Capital is required for businesses to operate and expand. As a result, a company can generate funds from the general public in a variety of ways. Retail investors can profit in a variety of ways by investing in a company.

When is an initial public offering (IPO) the best time to invest?

Initial public offerings (IPOs) are popular with investors (IPOs). Most IPOs in the country are always oversubscribed in the retail segment. This does not, however, imply that all initial public offerings (IPOs) are profitable.

To raise funds, every business decides to go public. As an investor, you must decide what this activity’s purpose is.

Furthermore, it is prudent to exercise caution while the market is at all-time highs. This is because investor excitement does not always equate to positive market returns. It’s ideal to invest in an IPO when the company’s fundamentals are good.

Why Should You Choose NCD?


NCDs have tax ramifications, which vary according to the investor’s tax bracket. If NCDs are sold within a year, the STCG rate is based on the income tax slab. If the NCDs are sold after a year or before the maturity date, LTCG at 20% with indexation will apply. Interest income from NCDs is taxed in the same manner as fixed-income securities.

Credit score: Companies are ranked by credit rating agencies such as CRISIL, CARE, and others. A company’s rating is an important factor in determining its potential. A higher credit rating means the company will be able to satisfy its financial obligations. A bad credit rating, on the other hand, implies that the business has serious credit problems. The rating agencies will penalize an issuing corporation if it fails to make payments.

Interest :NCDs can earn a high-interest rate of 7% to 9% if held to maturity. Monthly, quarterly, half-yearly, or annual interest payments are made. A cumulative payout is also possible with NCDs. NCDs that are not secured may have a higher interest rate.

Numerous businesses provide high-interest rates. If you don’t have good credit, though, you should avoid the NCD. This is a wonderful choice when equities aren’t performing well.

Few things to consider.

NCDs are particularly vulnerable to risks linked with business and financial management. As a result, if turnover is affected severely, the credit rating may suffer.

The company will need to borrow additional cash from banks or NBFCs to counteract the damage.

It’s a good idea to keep a few things in mind while picking an NCD company.

Issuer credit rating: Look for a corporation with an AA or higher credit rating. A credit rating assesses a company’s ability to raise funds from both internal and external sources, as well as its long-term viability.

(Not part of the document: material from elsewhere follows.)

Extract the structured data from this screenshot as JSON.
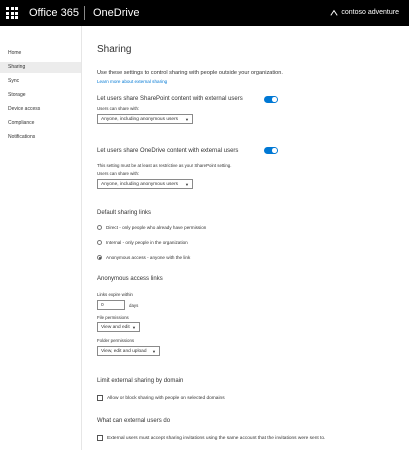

Debt Level: For NCD investors, a background check on the company’s asset quality might go a long way. If the company’s unsecured loans account for more than half of its overall assets, don’t invest.

CAR (Capital Adequacy Ratio): CAR assesses a company’s capital and determines whether it has sufficient funds to withstand future losses. Make sure the company you’re considering investing in has a CAR of at least 15% and has done so in the past.

Non-Performing Asset Provisions

The corporation must set aside at least 50% of its assets for non-performing assets (NPAs), as this is a good measure of asset quality. Take it as a warning sign if the quality declines as a result of bad debts.

The ratio of Interest Coverage

The Interest Coverage Ratio, or ICR, measures a company’s capacity to easily repay its loans’ interest at any given moment. This guarantees that the organization is prepared to deal with any potential evasions.

Your tax bracket

NCDs are attractive to investors in the 10% and 20% tax brackets. This is because if your tax bracket is low, you can earn more.


To go public, a business must have a solid financial position.

It’s not as straightforward as that. Although an IPO’s financials have been audited, its future stability and predictability are unknown. The fortunes of a firm are frequently determined by events beyond its control. Many factors, for example, could operate against a corporation, such as global growth rates, tariffs, government regulation, and the period of the economic cycle.


When it comes to investing, each of the four possibilities listed above is distinct. Each choice has its own set of advantages for the investor. So, based on your investing goals and horizons, carefully consider your investments.